Alexander casi nunca la dejaba hacer guardia y las veces que Margaery se quedaba despierta era cuando él se dormía si quiera antes de que anocheciera. Alexander se dormía mil veces más rápido que ella, solo se recostaba en la falda de Margaery mientras la princesa jugaba con los mechones pelirrojos y él jugaba con los anillos en sus dedos.

Parecía un ángel corrupto, casi sobrenaturalmente atractivo, pero con una cualidad desconocida que insinuaba una depravación no expresada. Era un rostro inolvidable, aunque desconcertante, que se prestaba a ser representado como un demonio o un salvador. Margaery solía bajarse hasta su altura y besarle los labios hasta que Alexander se despertaba y terminaban lo que ella había empezado pero con más intensidad.

Margaery solía despertarse temprano y, como esa mañana, solía mirar hacia el techo. Entre las gruesas cortinas se atisbaba un trocito de cielo —tenía ese azul frío y desvaído de la tinta diluida, ese azul de cuando ya no es de noche y aún no es de día— y sólo se oía la lenta y profunda respiración de Alexander. Echó un vistazo a quien reposaba a su lado. Ella estaba un poco más elevada que él al dormir en el sillón; apoyaba un brazo en el suelo y sus dedos casi tocaban los de Alexander. Margaery se preguntó si se habrían quedado dormidos con las manos entrelazadas, y esa idea le produjo una sensación de extraña felicidad.

Dirigió la mirada hacia el oscuro techo, de donde colgaba una lámpara cubierta de telarañas. Hacía unos meses se hallaba en la entrada de la carpa, al sol, esperando a los invitados de una boda. Parecía que hubiera pasado una eternidad. ¿Qué más iba a suceder?

Siguió tumbada en el sillón, pensando en Harry, en la difícil y complicada misión que Dumbledore le había encomendado, en Aemma, en Andrew, en Electra... En Aemmond.

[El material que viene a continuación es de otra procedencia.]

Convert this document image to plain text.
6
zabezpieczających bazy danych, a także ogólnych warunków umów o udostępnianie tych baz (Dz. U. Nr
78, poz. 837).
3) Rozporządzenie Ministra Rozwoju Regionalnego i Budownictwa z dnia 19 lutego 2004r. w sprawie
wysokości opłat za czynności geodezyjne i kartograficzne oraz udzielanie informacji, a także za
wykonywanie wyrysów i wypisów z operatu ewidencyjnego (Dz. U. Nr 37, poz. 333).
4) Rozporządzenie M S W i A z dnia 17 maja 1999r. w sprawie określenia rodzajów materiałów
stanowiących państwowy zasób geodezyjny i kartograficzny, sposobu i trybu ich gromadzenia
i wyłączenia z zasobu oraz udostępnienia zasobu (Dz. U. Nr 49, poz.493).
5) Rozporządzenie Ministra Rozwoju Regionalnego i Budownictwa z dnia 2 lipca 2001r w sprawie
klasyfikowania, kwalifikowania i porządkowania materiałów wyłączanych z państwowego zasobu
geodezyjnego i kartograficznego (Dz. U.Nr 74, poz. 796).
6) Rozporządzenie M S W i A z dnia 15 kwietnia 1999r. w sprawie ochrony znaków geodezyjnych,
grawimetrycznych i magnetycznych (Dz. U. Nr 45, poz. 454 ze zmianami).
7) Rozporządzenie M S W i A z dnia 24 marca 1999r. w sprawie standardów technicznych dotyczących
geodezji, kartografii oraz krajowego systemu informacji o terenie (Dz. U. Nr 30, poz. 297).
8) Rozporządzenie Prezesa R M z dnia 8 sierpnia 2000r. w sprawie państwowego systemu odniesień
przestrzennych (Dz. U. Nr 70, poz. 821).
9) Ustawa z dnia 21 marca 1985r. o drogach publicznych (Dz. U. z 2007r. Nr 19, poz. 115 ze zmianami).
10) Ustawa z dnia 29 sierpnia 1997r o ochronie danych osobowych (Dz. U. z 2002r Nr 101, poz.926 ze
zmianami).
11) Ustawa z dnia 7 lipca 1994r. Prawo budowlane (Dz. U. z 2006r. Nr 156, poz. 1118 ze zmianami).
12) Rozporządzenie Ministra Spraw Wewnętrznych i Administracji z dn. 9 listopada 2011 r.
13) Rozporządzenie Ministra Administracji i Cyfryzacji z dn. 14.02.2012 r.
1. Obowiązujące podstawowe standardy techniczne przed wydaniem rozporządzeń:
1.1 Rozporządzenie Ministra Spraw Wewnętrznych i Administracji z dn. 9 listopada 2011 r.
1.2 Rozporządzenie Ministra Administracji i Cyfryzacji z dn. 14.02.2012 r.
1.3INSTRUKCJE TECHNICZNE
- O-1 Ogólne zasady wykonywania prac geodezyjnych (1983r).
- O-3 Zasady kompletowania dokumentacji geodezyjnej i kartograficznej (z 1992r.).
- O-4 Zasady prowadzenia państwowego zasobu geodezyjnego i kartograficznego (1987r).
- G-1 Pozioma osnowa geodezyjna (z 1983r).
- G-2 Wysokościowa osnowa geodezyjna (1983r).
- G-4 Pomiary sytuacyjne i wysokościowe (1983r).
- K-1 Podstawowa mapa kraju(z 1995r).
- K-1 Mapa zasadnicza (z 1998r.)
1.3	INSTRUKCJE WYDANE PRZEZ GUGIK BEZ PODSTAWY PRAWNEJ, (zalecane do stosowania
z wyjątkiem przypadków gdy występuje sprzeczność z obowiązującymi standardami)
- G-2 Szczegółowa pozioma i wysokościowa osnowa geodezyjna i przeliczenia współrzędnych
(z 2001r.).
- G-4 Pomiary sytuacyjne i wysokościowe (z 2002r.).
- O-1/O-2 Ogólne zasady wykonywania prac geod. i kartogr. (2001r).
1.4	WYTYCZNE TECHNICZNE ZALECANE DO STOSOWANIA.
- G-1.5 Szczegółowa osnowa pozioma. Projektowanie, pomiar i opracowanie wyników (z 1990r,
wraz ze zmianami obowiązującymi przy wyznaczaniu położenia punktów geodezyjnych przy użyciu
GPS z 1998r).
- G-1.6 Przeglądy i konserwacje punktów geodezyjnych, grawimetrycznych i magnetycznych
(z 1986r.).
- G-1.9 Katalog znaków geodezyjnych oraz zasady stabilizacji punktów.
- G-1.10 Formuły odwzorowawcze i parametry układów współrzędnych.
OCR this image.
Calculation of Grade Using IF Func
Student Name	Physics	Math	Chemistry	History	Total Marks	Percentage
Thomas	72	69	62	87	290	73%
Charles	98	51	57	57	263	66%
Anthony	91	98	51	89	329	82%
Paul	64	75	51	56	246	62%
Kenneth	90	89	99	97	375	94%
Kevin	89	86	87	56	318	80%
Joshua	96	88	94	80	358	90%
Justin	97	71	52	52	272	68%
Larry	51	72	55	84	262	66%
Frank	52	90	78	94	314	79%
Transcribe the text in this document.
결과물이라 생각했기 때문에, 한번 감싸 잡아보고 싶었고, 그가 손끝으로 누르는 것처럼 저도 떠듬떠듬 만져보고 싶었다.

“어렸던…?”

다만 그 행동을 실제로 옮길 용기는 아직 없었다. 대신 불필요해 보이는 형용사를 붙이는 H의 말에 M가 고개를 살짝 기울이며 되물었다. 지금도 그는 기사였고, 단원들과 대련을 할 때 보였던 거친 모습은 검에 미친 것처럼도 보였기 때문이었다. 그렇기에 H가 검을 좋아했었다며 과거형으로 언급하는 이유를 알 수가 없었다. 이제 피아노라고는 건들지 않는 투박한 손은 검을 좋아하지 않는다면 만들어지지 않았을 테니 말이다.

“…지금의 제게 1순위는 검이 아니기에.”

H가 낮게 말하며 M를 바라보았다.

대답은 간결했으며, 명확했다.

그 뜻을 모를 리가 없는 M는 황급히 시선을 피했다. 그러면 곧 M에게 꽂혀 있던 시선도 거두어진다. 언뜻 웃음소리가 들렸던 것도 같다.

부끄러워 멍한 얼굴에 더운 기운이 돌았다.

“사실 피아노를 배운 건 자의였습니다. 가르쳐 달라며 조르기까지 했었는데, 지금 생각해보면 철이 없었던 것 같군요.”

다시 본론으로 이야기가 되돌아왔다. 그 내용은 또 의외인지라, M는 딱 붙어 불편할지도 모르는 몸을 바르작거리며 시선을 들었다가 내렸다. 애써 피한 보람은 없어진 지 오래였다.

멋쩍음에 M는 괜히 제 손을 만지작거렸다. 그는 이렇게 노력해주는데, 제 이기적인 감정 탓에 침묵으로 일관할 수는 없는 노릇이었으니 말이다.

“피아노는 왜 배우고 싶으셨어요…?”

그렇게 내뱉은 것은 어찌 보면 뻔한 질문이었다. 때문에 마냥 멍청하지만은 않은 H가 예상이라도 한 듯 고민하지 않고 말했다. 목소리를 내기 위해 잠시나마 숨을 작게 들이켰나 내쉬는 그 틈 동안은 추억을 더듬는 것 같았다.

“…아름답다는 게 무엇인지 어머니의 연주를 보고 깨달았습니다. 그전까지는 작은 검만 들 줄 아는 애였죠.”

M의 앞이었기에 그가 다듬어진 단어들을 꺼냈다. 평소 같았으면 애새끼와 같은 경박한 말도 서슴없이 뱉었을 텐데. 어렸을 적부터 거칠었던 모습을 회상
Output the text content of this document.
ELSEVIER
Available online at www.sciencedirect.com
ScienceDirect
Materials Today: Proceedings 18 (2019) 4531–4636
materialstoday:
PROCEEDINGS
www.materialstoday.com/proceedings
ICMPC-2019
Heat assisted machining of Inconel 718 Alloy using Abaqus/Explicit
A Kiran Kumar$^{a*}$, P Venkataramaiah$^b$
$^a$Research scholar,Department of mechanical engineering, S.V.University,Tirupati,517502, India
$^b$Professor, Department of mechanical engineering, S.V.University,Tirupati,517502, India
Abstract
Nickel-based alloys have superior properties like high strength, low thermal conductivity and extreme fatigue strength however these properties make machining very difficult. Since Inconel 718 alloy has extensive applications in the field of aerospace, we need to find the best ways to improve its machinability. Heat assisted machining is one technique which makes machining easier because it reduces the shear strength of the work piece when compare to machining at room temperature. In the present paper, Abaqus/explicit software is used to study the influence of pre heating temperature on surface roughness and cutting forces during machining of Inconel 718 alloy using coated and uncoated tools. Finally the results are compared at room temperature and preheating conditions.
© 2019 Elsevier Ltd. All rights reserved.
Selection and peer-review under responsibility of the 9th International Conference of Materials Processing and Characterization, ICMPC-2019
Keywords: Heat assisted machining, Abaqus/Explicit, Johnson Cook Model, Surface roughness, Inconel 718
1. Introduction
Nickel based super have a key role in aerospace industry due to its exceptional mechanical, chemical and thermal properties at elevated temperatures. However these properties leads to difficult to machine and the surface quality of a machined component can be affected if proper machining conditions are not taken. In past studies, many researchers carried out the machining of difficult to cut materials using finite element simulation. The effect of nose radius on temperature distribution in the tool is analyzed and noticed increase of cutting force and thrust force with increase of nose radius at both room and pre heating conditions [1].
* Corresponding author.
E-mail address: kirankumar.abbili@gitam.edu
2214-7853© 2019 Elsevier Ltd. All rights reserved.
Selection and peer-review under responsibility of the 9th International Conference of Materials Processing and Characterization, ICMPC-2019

La aflicción que la embargaba desde la visión que había tenido en el lago se había transformado, puesto que las acusaciones que le había oído proferir a su madre en el aparente nacimiento de Alyssane y Aerys se habían instalado en el cerebro como células malignas, infectando los recuerdos del mago al que había idolatrado. ¿De verdad había asesinado Aemmond a Hilal Pendragon? ¿Le dio realmente la espalda a su hermana, a quien habían criado con tan de elevarse a si mismo? De manera parecida había actuado su propia hermana Alyssane.